3. It is insisted that the court erred in refusing to give certain instructions asked by contestants, and in giving certain others requested by respondents.

The court did not err in refusing to give contestants' instruction as to the phase of insanity known as senile dementia, because the record does not show any evidence of the testator being affected with that phase of insanity, or that it was an issue in the case.

The court instructed the jury at the request of respondents that "evidence which consists of mere repetition of oral statements is subject to much imperfection and mistake; that the party giving such testimony may have misunderstood what was said and it frequently happens that . . . a witness by unintentionally altering a few expressions really used gives an effect to the statement completely at variance with what the party did say."
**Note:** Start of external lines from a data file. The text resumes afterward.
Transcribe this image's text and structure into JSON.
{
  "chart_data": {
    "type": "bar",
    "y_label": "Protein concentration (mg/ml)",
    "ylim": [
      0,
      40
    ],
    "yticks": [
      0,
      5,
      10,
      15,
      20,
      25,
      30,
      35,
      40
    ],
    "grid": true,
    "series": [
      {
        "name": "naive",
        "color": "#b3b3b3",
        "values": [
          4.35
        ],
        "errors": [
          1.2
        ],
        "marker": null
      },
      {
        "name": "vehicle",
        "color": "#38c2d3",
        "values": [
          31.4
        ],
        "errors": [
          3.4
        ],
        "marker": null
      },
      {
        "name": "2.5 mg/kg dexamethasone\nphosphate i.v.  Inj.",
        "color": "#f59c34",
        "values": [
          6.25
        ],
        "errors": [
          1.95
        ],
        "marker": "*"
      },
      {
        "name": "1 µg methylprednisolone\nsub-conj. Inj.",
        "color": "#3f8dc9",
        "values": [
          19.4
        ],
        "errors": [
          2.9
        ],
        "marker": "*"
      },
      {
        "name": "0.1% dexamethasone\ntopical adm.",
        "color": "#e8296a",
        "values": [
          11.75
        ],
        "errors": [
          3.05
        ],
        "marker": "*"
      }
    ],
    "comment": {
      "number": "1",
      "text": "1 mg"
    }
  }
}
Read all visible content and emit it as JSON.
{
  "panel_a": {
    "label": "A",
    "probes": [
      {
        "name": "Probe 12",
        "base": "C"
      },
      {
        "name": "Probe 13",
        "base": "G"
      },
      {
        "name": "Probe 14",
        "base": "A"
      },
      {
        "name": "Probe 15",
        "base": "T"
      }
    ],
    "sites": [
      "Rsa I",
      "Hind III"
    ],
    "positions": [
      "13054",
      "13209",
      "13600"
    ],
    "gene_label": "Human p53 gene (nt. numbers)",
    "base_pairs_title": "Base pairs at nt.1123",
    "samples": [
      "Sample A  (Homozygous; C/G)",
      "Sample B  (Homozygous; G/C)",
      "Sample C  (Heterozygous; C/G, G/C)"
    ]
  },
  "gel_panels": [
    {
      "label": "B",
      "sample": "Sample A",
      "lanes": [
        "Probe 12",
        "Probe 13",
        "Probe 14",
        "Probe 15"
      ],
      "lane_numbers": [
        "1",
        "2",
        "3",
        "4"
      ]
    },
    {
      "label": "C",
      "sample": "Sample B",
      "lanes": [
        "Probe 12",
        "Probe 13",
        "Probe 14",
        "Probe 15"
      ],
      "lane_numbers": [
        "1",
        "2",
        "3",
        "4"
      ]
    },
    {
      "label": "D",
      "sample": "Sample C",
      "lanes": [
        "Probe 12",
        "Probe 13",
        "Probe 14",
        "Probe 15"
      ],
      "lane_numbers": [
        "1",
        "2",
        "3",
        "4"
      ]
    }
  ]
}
It is claimed that this instruction comes within the ban ofKauffman v. Maier, 94 Cal. 283, [29 P. 481], as being an invasion by the court of the province of the jury to determine all matters of fact, the credibility of witnesses, and to pass upon the effect and weight of the evidence. This instruction is not exactly like the one involved in Kauffman v. Maier, and other cases, where the jury were cautioned as to the accuracy of oral testimony as to admissions. No caution is contained in the instruction in question. Conceding, however, without deciding, *235 that the instruction comes within the ban of Kauffman v. Maier, still it would afford no reason on this appeal for reversing the cause because it was given. From the record before us it does not appear that there was any testimony in the case whatever of any oral statements made by any one. Hence, the appellant is only complaining of an instruction given as erroneous in the abstract. But this is no ground for reversal. It must appear that giving it was prejudicial to the appellant and that there was some testimony in the case to which the jury might have applied the erroneous instruction. As the record does not show anything of the kind, the appellant could not be injured because the instruction was given even if it should be declared erroneous.

There are other points in the case which are of so little merit that we do not discuss them.

The judgment and order are affirmed.

Henshaw, J., Shaw, J., Angellotti, J., Sloss, J., and Melvin, J., concurred.